I'm in the process of annotating some data (along with some students---thanks guys!). While this data isn't really in the context of an NLP application, the annotation process made me think of the following issue. I can annotate a lot more data if I'm less careful. Okay, so this is obvious. But it's something I hadn't really specifically thought of before.
So here's the issue. I have some fixed amount of time in which to annotate data (or some fixed amount of dollars). In this time, I can annotate N data points with a noise-rate of eta_N. Presumably eta_N approaches one half (for a binary task) as N increases. In other words, as N increases, (1-2 eta_N) approaches zero. A standard result in PAC learning states that a lower bound on the number of examples required to achieve 1-epsilon accuracy with probability 1-delta with a noise rate of eta_N when the VC-dimension is h is (h+log(1/delta))/(epsilon (1-2 eta)^2)).

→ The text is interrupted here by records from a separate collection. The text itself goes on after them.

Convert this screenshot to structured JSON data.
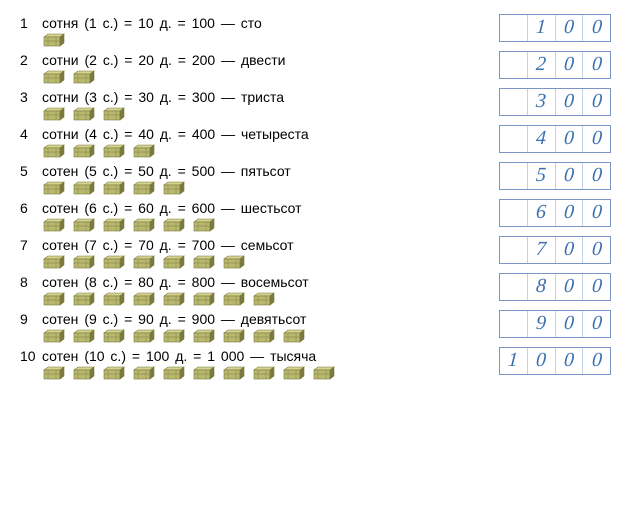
{
  "colors": {
    "text": "#000000",
    "handwriting": "#3b6fb0",
    "box_border": "#7a95c4",
    "box_inner_divider": "#c2d0e8",
    "background": "#ffffff",
    "chest_fill": "#b9b86f",
    "chest_dark": "#7a7a3f",
    "chest_highlight": "#d4d28f"
  },
  "box_cells": 4,
  "rows": [
    {
      "n": "1",
      "label": "сотня",
      "abbr": "(1 с.)",
      "tens": "10",
      "hundreds": "100",
      "word": "сто",
      "chests": 1,
      "written": [
        "",
        "1",
        "0",
        "0"
      ]
    },
    {
      "n": "2",
      "label": "сотни",
      "abbr": "(2 с.)",
      "tens": "20",
      "hundreds": "200",
      "word": "двести",
      "chests": 2,
      "written": [
        "",
        "2",
        "0",
        "0"
      ]
    },
    {
      "n": "3",
      "label": "сотни",
      "abbr": "(3 с.)",
      "tens": "30",
      "hundreds": "300",
      "word": "триста",
      "chests": 3,
      "written": [
        "",
        "3",
        "0",
        "0"
      ]
    },
    {
      "n": "4",
      "label": "сотни",
      "abbr": "(4 с.)",
      "tens": "40",
      "hundreds": "400",
      "word": "четыреста",
      "chests": 4,
      "written": [
        "",
        "4",
        "0",
        "0"
      ]
    },
    {
      "n": "5",
      "label": "сотен",
      "abbr": "(5 с.)",
      "tens": "50",
      "hundreds": "500",
      "word": "пятьсот",
      "chests": 5,
      "written": [
        "",
        "5",
        "0",
        "0"
      ]
    },
    {
      "n": "6",
      "label": "сотен",
      "abbr": "(6 с.)",
      "tens": "60",
      "hundreds": "600",
      "word": "шестьсот",
      "chests": 6,
      "written": [
        "",
        "6",
        "0",
        "0"
      ]
    },
    {
      "n": "7",
      "label": "сотен",
      "abbr": "(7 с.)",
      "tens": "70",
      "hundreds": "700",
      "word": "семьсот",
      "chests": 7,
      "written": [
        "",
        "7",
        "0",
        "0"
      ]
    },
    {
      "n": "8",
      "label": "сотен",
      "abbr": "(8 с.)",
      "tens": "80",
      "hundreds": "800",
      "word": "восемьсот",
      "chests": 8,
      "written": [
        "",
        "8",
        "0",
        "0"
      ]
    },
    {
      "n": "9",
      "label": "сотен",
      "abbr": "(9 с.)",
      "tens": "90",
      "hundreds": "900",
      "word": "девятьсот",
      "chests": 9,
      "written": [
        "",
        "9",
        "0",
        "0"
      ]
    },
    {
      "n": "10",
      "label": "сотен",
      "abbr": "(10 с.)",
      "tens": "100",
      "hundreds": "1 000",
      "word": "тысяча",
      "chests": 10,
      "written": [
        "1",
        "0",
        "0",
        "0"
      ]
    }
  ]
}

This gives us some insight into the problem. This says that it is worth labeling more data (with higher noise) only if 1/(1-2 eta_N)^2 increases more slowly than N. So if we can label twice as much data and have the noise of this annotation increase by less than a factor of 0.15, then we're doing well. (Well in the sense that we can keep the bound the same an shrink either \epsilon or delta.)

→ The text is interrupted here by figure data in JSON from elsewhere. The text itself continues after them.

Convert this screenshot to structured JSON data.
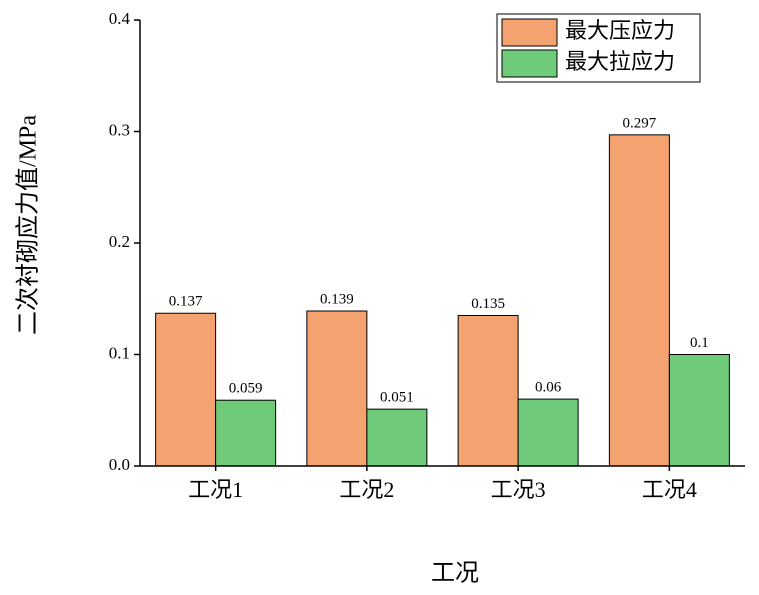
{
  "chart_data": {
    "type": "bar",
    "x_label": "工况",
    "y_label": "二次衬砌应力值/MPa",
    "categories": [
      "工况1",
      "工况2",
      "工况3",
      "工况4"
    ],
    "series": [
      {
        "name": "最大压应力",
        "color": "#F4A270",
        "values": [
          0.137,
          0.139,
          0.135,
          0.297
        ]
      },
      {
        "name": "最大拉应力",
        "color": "#6FCB7A",
        "values": [
          0.059,
          0.051,
          0.06,
          0.1
        ]
      }
    ],
    "ylim": [
      0,
      0.4
    ],
    "yticks": [
      {
        "value": 0,
        "label": "0.0"
      },
      0.1,
      0.2,
      0.3,
      0.4
    ],
    "legend": "upper right",
    "grid": false
  }
}
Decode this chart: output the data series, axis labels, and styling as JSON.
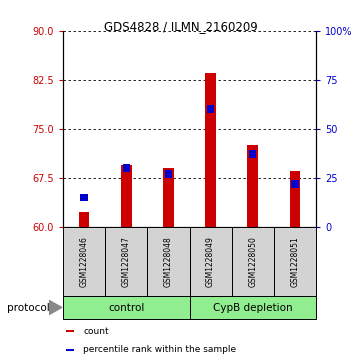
{
  "title": "GDS4828 / ILMN_2160209",
  "samples": [
    "GSM1228046",
    "GSM1228047",
    "GSM1228048",
    "GSM1228049",
    "GSM1228050",
    "GSM1228051"
  ],
  "counts": [
    62.3,
    69.5,
    69.0,
    83.5,
    72.5,
    68.5
  ],
  "percentile_ranks": [
    15,
    30,
    27,
    60,
    37,
    22
  ],
  "ylim_left": [
    60,
    90
  ],
  "yticks_left": [
    60,
    67.5,
    75,
    82.5,
    90
  ],
  "ylim_right": [
    0,
    100
  ],
  "yticks_right": [
    0,
    25,
    50,
    75,
    100
  ],
  "yticklabels_right": [
    "0",
    "25",
    "50",
    "75",
    "100%"
  ],
  "bar_color_red": "#cc0000",
  "bar_color_blue": "#0000cc",
  "left_tick_color": "#cc0000",
  "right_tick_color": "#0000cc",
  "groups": [
    {
      "label": "control",
      "samples": [
        0,
        1,
        2
      ],
      "color": "#90ee90"
    },
    {
      "label": "CypB depletion",
      "samples": [
        3,
        4,
        5
      ],
      "color": "#90ee90"
    }
  ],
  "protocol_label": "protocol",
  "legend_items": [
    {
      "label": "count",
      "color": "#cc0000"
    },
    {
      "label": "percentile rank within the sample",
      "color": "#0000cc"
    }
  ],
  "grid_color": "black",
  "bar_width": 0.25,
  "label_area_color": "#d3d3d3",
  "group_area_color": "#90ee90",
  "blue_square_size": 0.18
}
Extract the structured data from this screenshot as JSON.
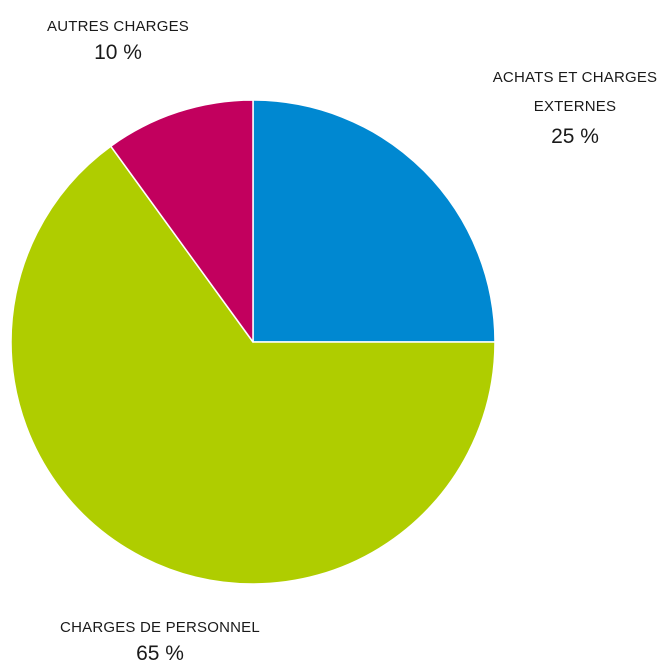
{
  "chart_data": {
    "type": "pie",
    "slices": [
      {
        "label": "ACHATS ET CHARGES EXTERNES",
        "value": 25,
        "value_text": "25 %",
        "color": "#0088d1"
      },
      {
        "label": "CHARGES DE PERSONNEL",
        "value": 65,
        "value_text": "65 %",
        "color": "#afcd00"
      },
      {
        "label": "AUTRES CHARGES",
        "value": 10,
        "value_text": "10 %",
        "color": "#c2005e"
      }
    ],
    "start_angle": "12 o'clock",
    "direction": "clockwise",
    "title": "",
    "legend": "none"
  },
  "labels": {
    "achats_line1": "ACHATS ET CHARGES",
    "achats_line2": "EXTERNES",
    "achats_pct": "25 %",
    "personnel_name": "CHARGES DE PERSONNEL",
    "personnel_pct": "65 %",
    "autres_name": "AUTRES CHARGES",
    "autres_pct": "10 %"
  }
}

So how does this hold up in practice? Well, it's hard to tell exactly for real problems because running such experiments would be quite time-consuming. So here's a simulation. We have a binary classification problem with 100 features. The weight vector is random; the first 50 dimensions are Nor(0,0.2); the next 35 are Nor(0,5); the final 15 are Nor(m,1) where m is the weight of the current feature id minus 35 (feature correlation). We vary the number of training examples and the error rate. We always generate equal number of positive and negative points. We train a logistic regression model with hyperparameters tuned on 1024 (noisy) dev points and evaluate on 1024 non-noisy test points. We do this ten times for each setting and average the results. Here's a picture of accuracy as a function of data set size and noise rate:
And here's the table of results:
N\eta 0 0.01 0.02 0.05 0.1 0.2
16 0.341 0.340 0.351 0.366 0.380 0.420
32 0.283 0.276 0.295 0.307 0.327 0.363
64 0.215 0.221 0.227 0.247 0.266 0.324
128 0.141 0.148 0.164 0.194 0.223 0.272
256 0.084 0.099 0.100 0.136 0.165 0.214
512 0.038 0.061 0.065 0.087 0.113 0.164
1024 0.023 0.034 0.044 0.059 0.079 0.123
The general trend here seems to be that if you don't have much data (N<=256), then it's almost always better to get more data at a much higher error rate (0.1 or 0.2 versus 0.0). Once you have a reasonable amount of data, then it starts paying to be more noise-free. Eg., 256 examples with 0.05 noise is just about as good as 1024 examples with 0.2 noise. This roughly concurs with the theorem (at least in terms of the trends).
I think the take-home message that's perhaps worth keeping in mind is the following. If we only have a little time/money for annotation, we should probably annotate more data at a higher noise rate. Once we start getting more money, we should simultaneously be more careful and add more data, but not let one dominate the other.